Secure Texas' Electrical Grid Now

Co Author: Trayce Bradford

Once again, the state of Texas is showing leadership by taking action to wisely protect the Texas electric grid from the damaging effects of a manmade or natural electromagnetic pulse (EMP) that could blackout the entire state for months, with catastrophic consequences.  EMP sounds like science fiction, but it is confirmed as a real and present danger by federal agencies, including NASA, and EMPs have occurred numerous time times already in the not-so-distant past.  The Texas legislature is moving potential legislative solutions, and members of the Executive Branch have met with experts to determine the best course of action to protect the grid. 

An EMP is like a super-energetic radio wave, so powerful that it can damage and destroy electronic systems everywhere within the EMP field. 

Mother Nature can make an EMP event dangerous to Texas.  Solar flares generated geomagnetic super-storms in 1859 and 1921 that, if they recurred today, would cause a protracted nationwide or even global blackout of the electric grid and other life-sustaining critical infrastructures–including communications, transportation, business and finance, food and water–potentially for months or years.

NASA estimates the likelihood that the Earth will encounter a catastrophic geo-storm is 12 percent per decade.  This virtually guarantees that Texas will see a natural EMP catastrophe within our lifetimes or that of our children–unless the grid is protected.     

The EMP Commission warned that a nuclear weapon detonated at high-altitude, 300 kilometers above the center of the U.S. (so high that there would be no blast, fallout, or other nuclear effects  on the ground) would generate an EMP field over the entire United States.   The Congressional EMP Commission estimated that a nationwide blackout lasting one year could kill up to 90 percent of Americans by starvation and societal collapse.

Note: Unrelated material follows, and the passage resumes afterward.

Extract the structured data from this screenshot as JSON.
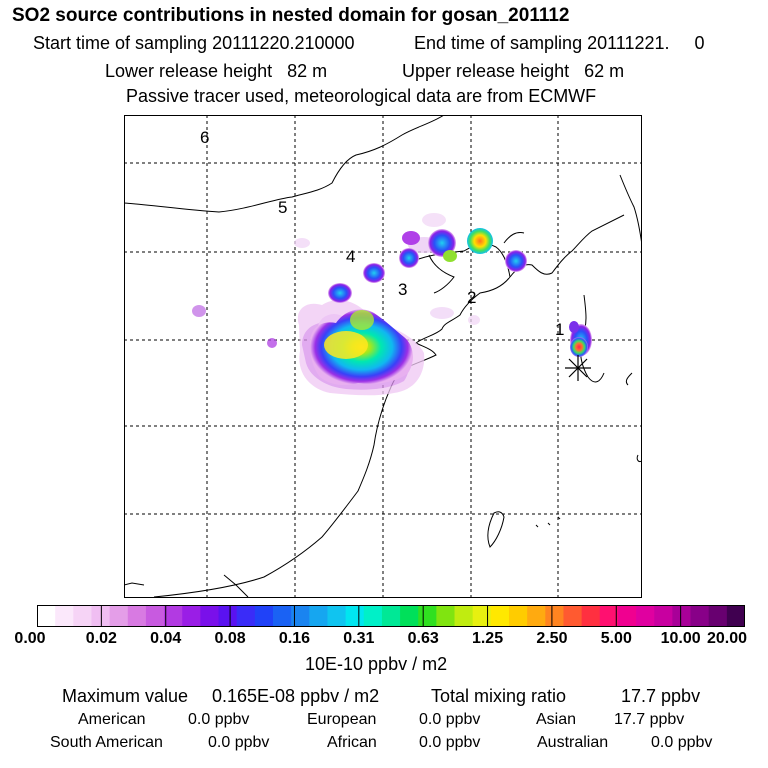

North Korea and Iran may have practiced nuclear EMP attacks against the U.S. by orbiting satellites on a south polar trajectory so they overfly the U.S. coming from the south, and would first pass over states bordering on the Gulf of Mexico.  Currently, the U.S. has no ballistic missile early warning radars or missile interceptors facing south. 

But even if we could intercept a nuclear weapon disguised as a satellite coming from the south, it could salvage-fuse, triggering the EMP attack when intercepted.  The Gulf states, including Texas, would be closest to the EMP field, and most at risk.

Iran and North Korea may have also practiced making a nuclear EMP attack by launching a short-range missile off a freighter.  Iranian freighters regularly visit their allies in Cuba and Venezuela.  In July 2013, a North Korean freighter actually transited the Gulf of Mexico with two unarmed, but nuclear capable, SA-2 missiles mounted on their launchers, hidden in the hold. 

So again, the Gulf states, including Texas, are most at risk from a ship-launched EMP attack.

Indeed, because Texas has its own electric grid, and is not part of the Eastern or Western electric grids that include all the other contiguous states, Texas might be most at risk – and at the same time, the only state in control of its grid security.  An adversary who wants to warn or terrorize the U.S. might well choose to focus an attack on the Texas grid to demonstrate their power to Washington and the world by adversely affecting the Lone Star State.

Non-nuclear EMP weapons, called radiofrequency weapons, can blackout the grid.  Terrorists have employed such weapons in Europe and Asia. Boeing demonstrated such a weapon, called CHAMP, that would be delivered by a drone.  Terrorists could launch something like CHAMP from a freighter or from Mexico, making Texas, again, a frontline state.

Terrorists have figured out that electric grids are a major societal vulnerability.  Terror attacks have blacked-out 420,000 people in Mexico (October 2013), Yemen’s 18 cities and 24 million people (June 2014), 80 percent of Pakistan (January 2015), and most of Turkey (April 2015).  The potential exists for a terror blackout coming to the United States based upon precedence.

The Congressional EMP Commission found that protecting the electric grid from the worst threat–nuclear EMP attack–would mitigate all lesser threats, including natural and non-nuclear EMP, cyber attacks, physical sabotage, and severe weather.

We can be proud of the efforts of Texas state leaders like Rep. Tan Parker, Rep. Byron Cook, Sen. Troy Fraser and Senator Bob Hall, himself an EMP expert, who is working overtime to educate policy makers in Austin about the threat, a service to all Texans who do not want to be in the bull’s-eye of an EMP Alamo.  Governor Abbott and his administration have an amazing opportunity to take leadership on an issue that is of great concern to the entire country, but that has thus far not been addressed in adequately in Washington, though the U.S. House has recently passed legislation that is a good first step for a national solution. 

Let Texas be the first to protect its people from EMP attack.

A former member of Congress, Allen West is a retired Army Lieutenant Colonel who served as a battalion commander in Iraq and is the President & CEO of the National Center for Policy Analysis. Trayce Bradford is President of the Dallas Eagle Forum.